René Loyon is directing Et moi et le silence, a play by Naomi Wallace, an essential voice in American theater today (1). In the 1950s, two young girls, one black, the other white, become acquainted in prison. A passionate friendship unites them, up to a loving connivance that is hard to tell. They decide not to leave each other, invent an ancillary destiny, train themselves to become maids (one thinks of Genet, like the Instructions to servants, by Swift). The trick is that the actresses who play Jamie and Dee double up over a nine-year span that spans from incarceration to dreamy, miserable “freedom.” It’s all the more subtle since we first discover the relaxed couple, then locked up, over short, strongly rhythmic sequences, until the fall, which finally reunites the two Jamie (Sarah Labrin and Juliette Speck) and the two Dees (Morgane Real and Roxanne Roux).

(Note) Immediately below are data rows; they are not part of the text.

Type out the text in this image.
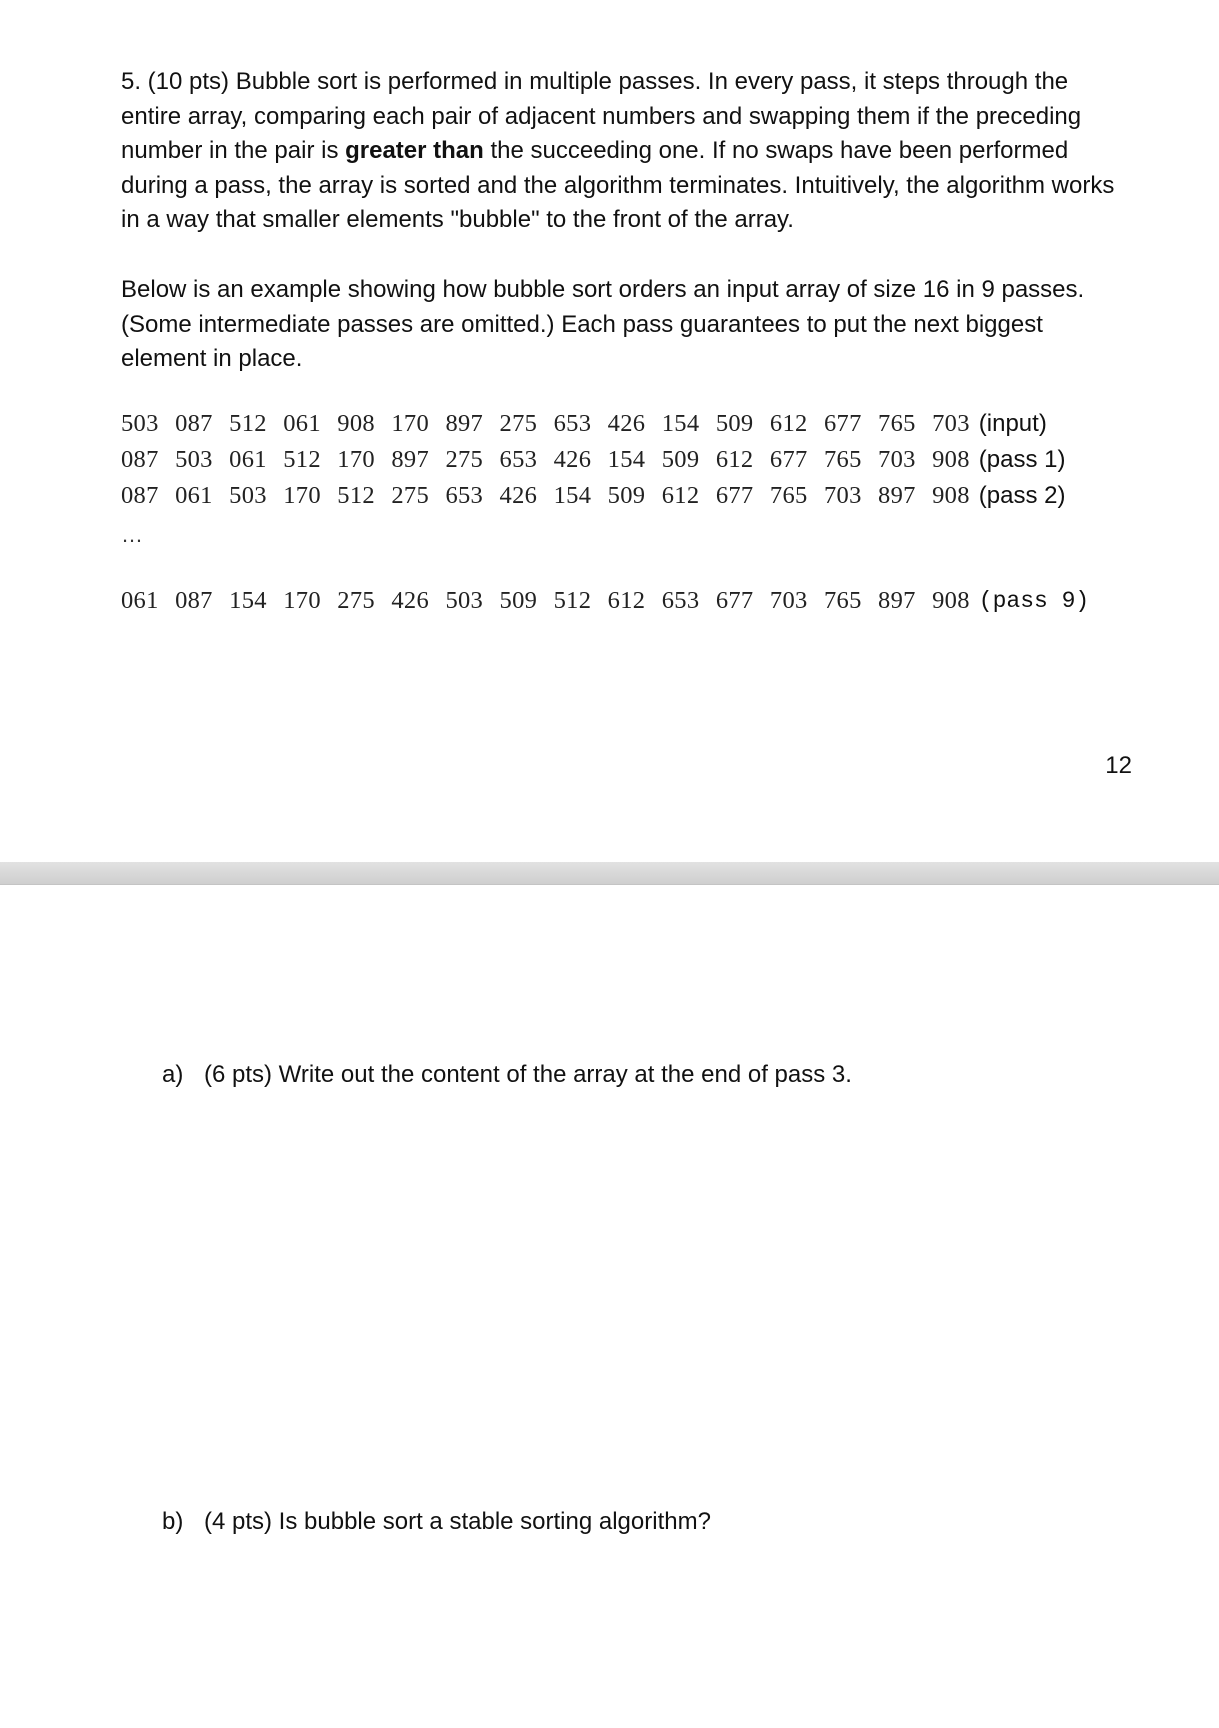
5. (10 pts) Bubble sort is performed in multiple passes. In every pass, it steps through the entire array, comparing each pair of adjacent numbers and swapping them if the preceding number in the pair is greater than the succeeding one. If no swaps have been performed during a pass, the array is sorted and the algorithm terminates. Intuitively, the algorithm works in a way that smaller elements "bubble" to the front of the array.

Below is an example showing how bubble sort orders an input array of size 16 in 9 passes. (Some intermediate passes are omitted.) Each pass guarantees to put the next biggest element in place.

503 087 512 061 908 170 897 275 653 426 154 509 612 677 765 703 (input)
087 503 061 512 170 897 275 653 426 154 509 612 677 765 703 908 (pass 1)
087 061 503 170 512 275 653 426 154 509 612 677 765 703 897 908 (pass 2)
…
061 087 154 170 275 426 503 509 512 612 653 677 703 765 897 908 (pass 9)
12
a) (6 pts) Write out the content of the array at the end of pass 3.
b) (4 pts) Is bubble sort a stable sorting algorithm?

The outburst in the game is magnificent, with mood swings, early shattered impulses, giggles, sulks, rage. The whole, hollow under so much vitality, suggests the cruelty of the society of exploitation and segregation, in an inventive, familiar language, of great elegance, brilliantly translated by Dominique Hollier. Loyon handled this masterfully, on a Spartan stage (scenography by Nicolas Sire); a bed, a table, two chairs, under skilful lights by Laurent Castaingt. A small shape with a big meaning.

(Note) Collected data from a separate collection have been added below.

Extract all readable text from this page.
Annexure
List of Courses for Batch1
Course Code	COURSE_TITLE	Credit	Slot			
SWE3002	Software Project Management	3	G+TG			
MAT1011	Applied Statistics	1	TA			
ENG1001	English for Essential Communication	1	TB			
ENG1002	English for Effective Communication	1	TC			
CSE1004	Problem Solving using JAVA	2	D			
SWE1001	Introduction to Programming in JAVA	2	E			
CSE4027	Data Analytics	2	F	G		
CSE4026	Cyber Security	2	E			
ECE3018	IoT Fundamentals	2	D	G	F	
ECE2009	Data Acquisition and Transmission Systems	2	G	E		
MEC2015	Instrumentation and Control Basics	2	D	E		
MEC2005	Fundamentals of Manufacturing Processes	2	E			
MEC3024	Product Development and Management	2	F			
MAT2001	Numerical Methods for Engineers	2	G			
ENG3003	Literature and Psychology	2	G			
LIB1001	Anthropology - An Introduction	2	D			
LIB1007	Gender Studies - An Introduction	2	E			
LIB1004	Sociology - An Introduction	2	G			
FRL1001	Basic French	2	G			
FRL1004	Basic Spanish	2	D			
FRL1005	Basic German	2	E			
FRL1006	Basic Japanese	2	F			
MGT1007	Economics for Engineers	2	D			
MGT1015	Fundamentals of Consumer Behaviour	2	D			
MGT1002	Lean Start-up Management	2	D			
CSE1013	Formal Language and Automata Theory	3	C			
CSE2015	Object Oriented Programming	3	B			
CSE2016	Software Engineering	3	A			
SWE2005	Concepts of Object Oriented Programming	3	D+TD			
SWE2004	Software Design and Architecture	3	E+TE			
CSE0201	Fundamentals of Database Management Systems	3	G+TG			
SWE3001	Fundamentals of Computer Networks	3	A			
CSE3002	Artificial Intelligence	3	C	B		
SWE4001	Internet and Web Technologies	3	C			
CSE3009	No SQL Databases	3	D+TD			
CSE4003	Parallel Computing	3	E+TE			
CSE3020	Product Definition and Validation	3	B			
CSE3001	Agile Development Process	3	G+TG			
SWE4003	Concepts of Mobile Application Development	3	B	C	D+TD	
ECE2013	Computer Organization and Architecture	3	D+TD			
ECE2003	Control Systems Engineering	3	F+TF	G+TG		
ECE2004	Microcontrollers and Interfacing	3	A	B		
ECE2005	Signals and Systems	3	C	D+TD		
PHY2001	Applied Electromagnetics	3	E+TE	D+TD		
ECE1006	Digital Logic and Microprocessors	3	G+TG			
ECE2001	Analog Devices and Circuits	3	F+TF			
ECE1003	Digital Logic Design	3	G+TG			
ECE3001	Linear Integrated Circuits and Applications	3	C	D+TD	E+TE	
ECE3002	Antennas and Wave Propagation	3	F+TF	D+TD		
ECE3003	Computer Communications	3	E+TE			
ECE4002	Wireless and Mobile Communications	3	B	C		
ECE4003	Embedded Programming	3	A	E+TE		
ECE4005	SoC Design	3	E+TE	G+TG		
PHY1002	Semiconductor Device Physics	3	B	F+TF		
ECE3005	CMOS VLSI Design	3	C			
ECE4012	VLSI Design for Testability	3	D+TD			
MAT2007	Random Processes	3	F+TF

René Fix takes us to Hollywood, with his play She dreamed of a farm in Africa, directed by Claudia Morin (2). This one plays Karen Blixen, the Danish novelist whose 1937 book, brought to the cinema by Sidney Pollack in 1985 under the title Out of Africa, brings together Meryl Streep and Robert Redford. Claudia Morin offers us an infinitely plausible ex-baroness, with a smoking voice and scathing repartee, facing an impresario (Philippe Caulier), eager to adapt for the stage, this time, the said novel, A farm in Africa, whose first role would go to her mistress, Shelley, a young film star whom the woman of letters takes under her wing and whom Julie Timmerman interprets with grace. An ingenious piece, a finely hemmed initiatory story, with musical whiffs of Africa.